Our examples also implicitly reveal that there may be benefits to choosing certain authority structures over others, depending on the situation. For example, could the mathematical discussion have been improved in the first vignette (where students had full mathematical authority) had the teacher intervened in some way? When is it more productive to assist students with representing an idea versus letting them represent all on their own? While each of these authority structures has their pros and cons, we suggest it can be fruitful to intentionally diversify the authority in mathematics classroom.

TRY IT OUT AND TEST YOURSELF!

Now that we have shared and discussed the different authority structures in each of the vignettes, we invite you to try identifying authority in a classroom for yourself. Videos 4–6 depict three different fifth-grade mathematics classrooms, each illustrating a different combination of authority for authoring, representing, and speaking mathematical ideas.

As you watch Videos 4–6, decide who you think has authority for each mathematical activity, and consider watching, discussing, or debating these videos with a colleague to get their perspective. You can see our interpretation of each video in the supplemental material (link online). We also encourage you to consider when and how you might intentionally plan for and use some of the different authority structures shown in these videos in your own classroom.

CLOSING THOUGHTS

As all of our vignettes and videos showed, different classroom situations call for different distributions of mathematical authority, depending on instructional goals, time, and other factors. At times, it can be productive for students to have full authority for mathematical activities, as seen in Video 1. More likely though, students will need targeted support from their teacher as they develop and communicate mathematical ideas. By identifying mathematical activities beyond authorship to include the activities of representing and speaking, we believe the idea of productively sharing authority is made clearer: sharing authority is not equivalent to the teacher abdicating their mathematical authority; instead it is about using one’s own authority as a teacher to best assist students with their learning (Oyler, 1996). Our examples of sharing authority across activities and sharing authority within the same activity show how shared authority can amplify, clarify, and build upon students’ authored ideas, thereby positioning them as doers of mathematics.

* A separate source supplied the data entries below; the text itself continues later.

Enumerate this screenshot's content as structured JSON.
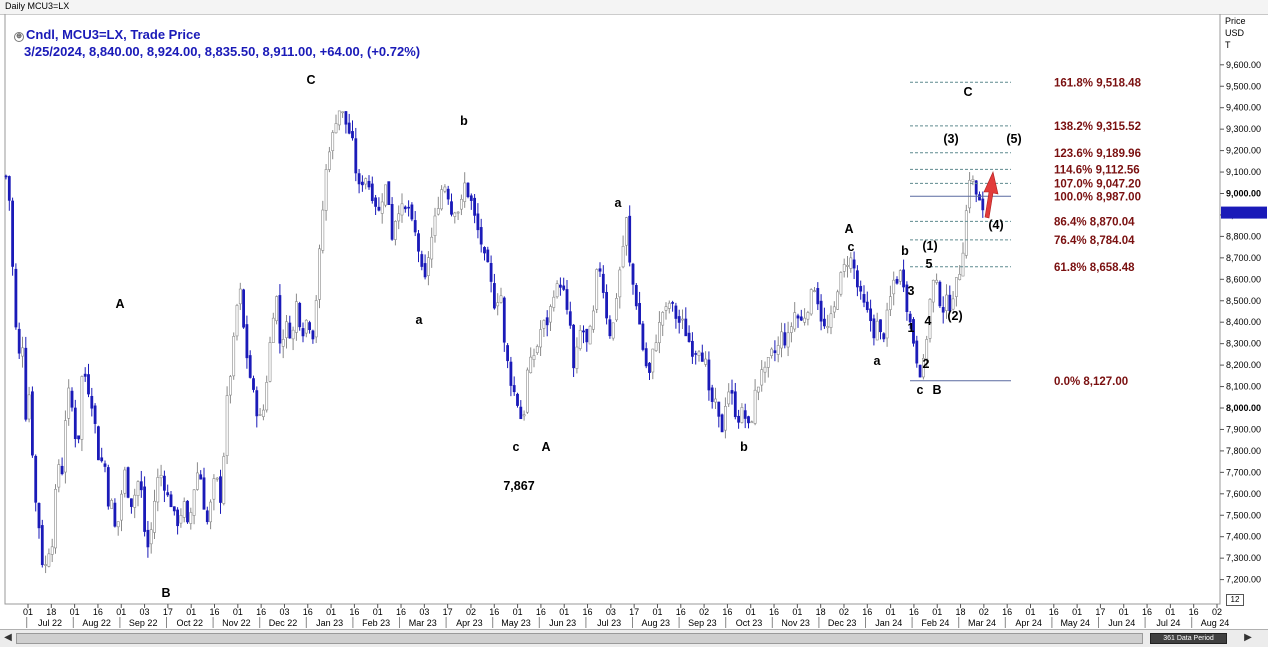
{
  "window": {
    "title": "Daily MCU3=LX"
  },
  "legend": {
    "line1": "Cndl, MCU3=LX, Trade Price",
    "line2": "3/25/2024, 8,840.00, 8,924.00, 8,835.50, 8,911.00, +64.00, (+0.72%)"
  },
  "yaxis": {
    "title_lines": [
      "Price",
      "USD",
      "T"
    ]
  },
  "scroll": {
    "left_arrow": "◀",
    "right_arrow": "▶",
    "period_label": "361 Data Period"
  },
  "corner_label": "12",
  "colors": {
    "up": "#8a8a8a",
    "down": "#1a1ab8",
    "fib_label": "#7a1010",
    "fib_line": "#5f8a8f",
    "baseline": "#5a6aa0",
    "arrow": "#e23b3b",
    "current_price_box": "#1a1ab8"
  },
  "icons": {
    "legend_marker": "circle-icon",
    "annotation_arrow": "red-up-arrow-icon"
  },
  "chart_data": {
    "type": "candlestick",
    "symbol": "MCU3=LX",
    "ylim": [
      7000,
      9700
    ],
    "y_ticks": [
      {
        "value": 7200,
        "label": "7,200.00"
      },
      {
        "value": 7300,
        "label": "7,300.00"
      },
      {
        "value": 7400,
        "label": "7,400.00"
      },
      {
        "value": 7500,
        "label": "7,500.00"
      },
      {
        "value": 7600,
        "label": "7,600.00"
      },
      {
        "value": 7700,
        "label": "7,700.00"
      },
      {
        "value": 7800,
        "label": "7,800.00"
      },
      {
        "value": 7900,
        "label": "7,900.00"
      },
      {
        "value": 8000,
        "label": "8,000.00"
      },
      {
        "value": 8100,
        "label": "8,100.00"
      },
      {
        "value": 8200,
        "label": "8,200.00"
      },
      {
        "value": 8300,
        "label": "8,300.00"
      },
      {
        "value": 8400,
        "label": "8,400.00"
      },
      {
        "value": 8500,
        "label": "8,500.00"
      },
      {
        "value": 8600,
        "label": "8,600.00"
      },
      {
        "value": 8700,
        "label": "8,700.00"
      },
      {
        "value": 8800,
        "label": "8,800.00"
      },
      {
        "value": 8900,
        "label": "8,900.00"
      },
      {
        "value": 9000,
        "label": "9,000.00"
      },
      {
        "value": 9100,
        "label": "9,100.00"
      },
      {
        "value": 9200,
        "label": "9,200.00"
      },
      {
        "value": 9300,
        "label": "9,300.00"
      },
      {
        "value": 9400,
        "label": "9,400.00"
      },
      {
        "value": 9500,
        "label": "9,500.00"
      },
      {
        "value": 9600,
        "label": "9,600.00"
      }
    ],
    "bold_ticks": [
      8000,
      9000
    ],
    "current_price": 8911,
    "x_day_ticks": [
      "01",
      "18",
      "01",
      "16",
      "01",
      "03",
      "17",
      "01",
      "16",
      "01",
      "16",
      "03",
      "16",
      "01",
      "16",
      "01",
      "16",
      "03",
      "17",
      "02",
      "16",
      "01",
      "16",
      "01",
      "16",
      "03",
      "17",
      "01",
      "16",
      "02",
      "16",
      "01",
      "16",
      "01",
      "18",
      "02",
      "16",
      "01",
      "16",
      "01",
      "18",
      "02",
      "16",
      "01",
      "16",
      "01",
      "17",
      "01",
      "16",
      "01",
      "16",
      "02"
    ],
    "x_months": [
      "Jul 22",
      "Aug 22",
      "Sep 22",
      "Oct 22",
      "Nov 22",
      "Dec 22",
      "Jan 23",
      "Feb 23",
      "Mar 23",
      "Apr 23",
      "May 23",
      "Jun 23",
      "Jul 23",
      "Aug 23",
      "Sep 23",
      "Oct 23",
      "Nov 23",
      "Dec 23",
      "Jan 24",
      "Feb 24",
      "Mar 24",
      "Apr 24",
      "May 24",
      "Jun 24",
      "Jul 24",
      "Aug 24"
    ],
    "path_points": [
      [
        0,
        9080
      ],
      [
        3,
        9000
      ],
      [
        8,
        8520
      ],
      [
        12,
        8200
      ],
      [
        16,
        8350
      ],
      [
        20,
        7950
      ],
      [
        24,
        8100
      ],
      [
        28,
        7600
      ],
      [
        32,
        7500
      ],
      [
        35,
        7350
      ],
      [
        38,
        7200
      ],
      [
        42,
        7360
      ],
      [
        45,
        7300
      ],
      [
        48,
        7500
      ],
      [
        52,
        7750
      ],
      [
        56,
        7700
      ],
      [
        60,
        8000
      ],
      [
        64,
        8100
      ],
      [
        68,
        7900
      ],
      [
        72,
        7820
      ],
      [
        76,
        8150
      ],
      [
        80,
        8150
      ],
      [
        84,
        8050
      ],
      [
        88,
        8000
      ],
      [
        90,
        7850
      ],
      [
        94,
        7730
      ],
      [
        98,
        7780
      ],
      [
        102,
        7570
      ],
      [
        106,
        7550
      ],
      [
        110,
        7400
      ],
      [
        114,
        7530
      ],
      [
        118,
        7720
      ],
      [
        122,
        7610
      ],
      [
        126,
        7550
      ],
      [
        130,
        7620
      ],
      [
        134,
        7690
      ],
      [
        138,
        7440
      ],
      [
        142,
        7350
      ],
      [
        146,
        7450
      ],
      [
        150,
        7640
      ],
      [
        154,
        7700
      ],
      [
        158,
        7650
      ],
      [
        162,
        7580
      ],
      [
        166,
        7550
      ],
      [
        170,
        7450
      ],
      [
        174,
        7500
      ],
      [
        178,
        7550
      ],
      [
        182,
        7430
      ],
      [
        186,
        7550
      ],
      [
        190,
        7700
      ],
      [
        194,
        7700
      ],
      [
        198,
        7550
      ],
      [
        202,
        7450
      ],
      [
        206,
        7600
      ],
      [
        210,
        7700
      ],
      [
        214,
        7550
      ],
      [
        218,
        7800
      ],
      [
        222,
        8100
      ],
      [
        226,
        8200
      ],
      [
        230,
        8450
      ],
      [
        234,
        8550
      ],
      [
        238,
        8350
      ],
      [
        242,
        8200
      ],
      [
        246,
        8100
      ],
      [
        250,
        8000
      ],
      [
        254,
        7950
      ],
      [
        258,
        8000
      ],
      [
        262,
        8200
      ],
      [
        266,
        8400
      ],
      [
        270,
        8550
      ],
      [
        274,
        8300
      ],
      [
        278,
        8350
      ],
      [
        282,
        8400
      ],
      [
        286,
        8300
      ],
      [
        290,
        8500
      ],
      [
        294,
        8400
      ],
      [
        298,
        8350
      ],
      [
        302,
        8450
      ],
      [
        306,
        8300
      ],
      [
        310,
        8500
      ],
      [
        314,
        8750
      ],
      [
        318,
        9000
      ],
      [
        322,
        9200
      ],
      [
        326,
        9250
      ],
      [
        330,
        9350
      ],
      [
        334,
        9400
      ],
      [
        338,
        9350
      ],
      [
        342,
        9300
      ],
      [
        346,
        9250
      ],
      [
        350,
        9100
      ],
      [
        354,
        9000
      ],
      [
        358,
        9100
      ],
      [
        362,
        9050
      ],
      [
        366,
        9000
      ],
      [
        370,
        8950
      ],
      [
        374,
        8900
      ],
      [
        378,
        9050
      ],
      [
        382,
        9000
      ],
      [
        386,
        8800
      ],
      [
        390,
        8900
      ],
      [
        394,
        8950
      ],
      [
        398,
        8900
      ],
      [
        402,
        8950
      ],
      [
        406,
        8850
      ],
      [
        410,
        8800
      ],
      [
        414,
        8700
      ],
      [
        418,
        8550
      ],
      [
        422,
        8700
      ],
      [
        426,
        8800
      ],
      [
        430,
        8900
      ],
      [
        434,
        9000
      ],
      [
        438,
        9050
      ],
      [
        442,
        9000
      ],
      [
        446,
        8900
      ],
      [
        450,
        8950
      ],
      [
        454,
        8900
      ],
      [
        458,
        9050
      ],
      [
        462,
        9000
      ],
      [
        466,
        8950
      ],
      [
        470,
        8850
      ],
      [
        474,
        8800
      ],
      [
        478,
        8700
      ],
      [
        482,
        8650
      ],
      [
        486,
        8550
      ],
      [
        490,
        8450
      ],
      [
        494,
        8600
      ],
      [
        498,
        8300
      ],
      [
        502,
        8200
      ],
      [
        506,
        8100
      ],
      [
        510,
        8050
      ],
      [
        514,
        7980
      ],
      [
        517,
        7890
      ],
      [
        520,
        8150
      ],
      [
        524,
        8200
      ],
      [
        528,
        8250
      ],
      [
        532,
        8300
      ],
      [
        536,
        8400
      ],
      [
        540,
        8380
      ],
      [
        544,
        8450
      ],
      [
        548,
        8550
      ],
      [
        552,
        8560
      ],
      [
        556,
        8600
      ],
      [
        560,
        8450
      ],
      [
        564,
        8400
      ],
      [
        568,
        8150
      ],
      [
        572,
        8300
      ],
      [
        576,
        8400
      ],
      [
        580,
        8280
      ],
      [
        584,
        8350
      ],
      [
        588,
        8450
      ],
      [
        592,
        8700
      ],
      [
        596,
        8600
      ],
      [
        600,
        8450
      ],
      [
        604,
        8350
      ],
      [
        608,
        8400
      ],
      [
        612,
        8600
      ],
      [
        616,
        8700
      ],
      [
        620,
        8900
      ],
      [
        624,
        8650
      ],
      [
        628,
        8550
      ],
      [
        632,
        8450
      ],
      [
        636,
        8300
      ],
      [
        640,
        8200
      ],
      [
        644,
        8150
      ],
      [
        648,
        8300
      ],
      [
        652,
        8350
      ],
      [
        656,
        8450
      ],
      [
        660,
        8450
      ],
      [
        664,
        8500
      ],
      [
        668,
        8450
      ],
      [
        672,
        8400
      ],
      [
        676,
        8400
      ],
      [
        680,
        8350
      ],
      [
        684,
        8300
      ],
      [
        688,
        8250
      ],
      [
        692,
        8300
      ],
      [
        696,
        8250
      ],
      [
        700,
        8200
      ],
      [
        704,
        8000
      ],
      [
        708,
        8050
      ],
      [
        712,
        7950
      ],
      [
        716,
        7900
      ],
      [
        720,
        8050
      ],
      [
        724,
        8100
      ],
      [
        728,
        8000
      ],
      [
        732,
        7950
      ],
      [
        736,
        7980
      ],
      [
        740,
        7950
      ],
      [
        744,
        7880
      ],
      [
        748,
        8050
      ],
      [
        752,
        8100
      ],
      [
        756,
        8200
      ],
      [
        760,
        8150
      ],
      [
        764,
        8250
      ],
      [
        768,
        8250
      ],
      [
        772,
        8280
      ],
      [
        776,
        8350
      ],
      [
        780,
        8300
      ],
      [
        784,
        8350
      ],
      [
        788,
        8450
      ],
      [
        792,
        8420
      ],
      [
        796,
        8400
      ],
      [
        800,
        8450
      ],
      [
        804,
        8500
      ],
      [
        808,
        8580
      ],
      [
        812,
        8500
      ],
      [
        816,
        8400
      ],
      [
        820,
        8350
      ],
      [
        824,
        8400
      ],
      [
        828,
        8450
      ],
      [
        832,
        8580
      ],
      [
        836,
        8620
      ],
      [
        840,
        8680
      ],
      [
        844,
        8700
      ],
      [
        848,
        8650
      ],
      [
        852,
        8550
      ],
      [
        856,
        8500
      ],
      [
        860,
        8450
      ],
      [
        864,
        8420
      ],
      [
        868,
        8350
      ],
      [
        872,
        8400
      ],
      [
        876,
        8300
      ],
      [
        880,
        8400
      ],
      [
        884,
        8500
      ],
      [
        888,
        8600
      ],
      [
        892,
        8600
      ],
      [
        896,
        8650
      ],
      [
        900,
        8500
      ],
      [
        904,
        8400
      ],
      [
        908,
        8300
      ],
      [
        912,
        8200
      ],
      [
        916,
        8150
      ],
      [
        920,
        8300
      ],
      [
        924,
        8500
      ],
      [
        928,
        8600
      ],
      [
        932,
        8550
      ],
      [
        936,
        8450
      ],
      [
        940,
        8500
      ],
      [
        944,
        8480
      ],
      [
        948,
        8550
      ],
      [
        952,
        8600
      ],
      [
        956,
        8700
      ],
      [
        960,
        8900
      ],
      [
        964,
        9100
      ],
      [
        967,
        9050
      ],
      [
        970,
        9000
      ],
      [
        974,
        8950
      ],
      [
        977,
        8900
      ],
      [
        979,
        8911
      ]
    ],
    "fib_levels": [
      {
        "label": "161.8% 9,518.48",
        "pct": "161.8%",
        "value": 9518.48
      },
      {
        "label": "138.2% 9,315.52",
        "pct": "138.2%",
        "value": 9315.52
      },
      {
        "label": "123.6% 9,189.96",
        "pct": "123.6%",
        "value": 9189.96
      },
      {
        "label": "114.6% 9,112.56",
        "pct": "114.6%",
        "value": 9112.56
      },
      {
        "label": "107.0% 9,047.20",
        "pct": "107.0%",
        "value": 9047.2
      },
      {
        "label": "100.0% 8,987.00",
        "pct": "100.0%",
        "value": 8987.0
      },
      {
        "label": "86.4%   8,870.04",
        "pct": "86.4%",
        "value": 8870.04
      },
      {
        "label": "76.4%   8,784.04",
        "pct": "76.4%",
        "value": 8784.04
      },
      {
        "label": "61.8%   8,658.48",
        "pct": "61.8%",
        "value": 8658.48
      },
      {
        "label": "0.0%     8,127.00",
        "pct": "0.0%",
        "value": 8127.0
      }
    ],
    "wave_labels": [
      "A",
      "B",
      "C",
      "b",
      "a",
      "c",
      "A",
      "7,867",
      "a",
      "b",
      "A",
      "c",
      "a",
      "b",
      "c",
      "B",
      "C",
      "(3)",
      "(5)",
      "(4)",
      "(1)",
      "5",
      "3",
      "1",
      "4",
      "2",
      "(2)"
    ]
  }
}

While it appears that authority for speaking is typically shared between students and teachers in most classrooms, this Front & Center article highlights the various ways that authority for representing can be productively distributed between students and teachers as well. Therefore, we encourage teachers to consider ways they can provide students more opportunities not only to author and speak, but also—and importantly—to represent mathematics. We believe that sharing authority for representing creates critical opportunities for teachers to scaffold students’ learning of discipline-specific ways of writing, representing, and communicating mathematically: that is, to become proficient with mathematical discourse. Although it may be clearer or more efficient for the teacher to maintain authority for representing, students profit greatly when we hand them the chalk, dry erase marker, or pointer and support them to publicly write, represent, and communicate mathematical ideas.

Imagine your classroom again. You want to share a student’s work with the class. Would you ask the student to project their written work on the document camera, recreate the student’s work on the board yourself, or ask the student to write their work on the board? And who would discuss that work? Would you present the solution to the class yourself to ensure your intended point is made? Would you invite the student to explain their work, or ask another student to interpret their peer’s solution? We believe that by focusing on representing as a marker of mathematical authority, we can make decisions that encourage our students to take on new and different authoritative roles in the mathematics classroom.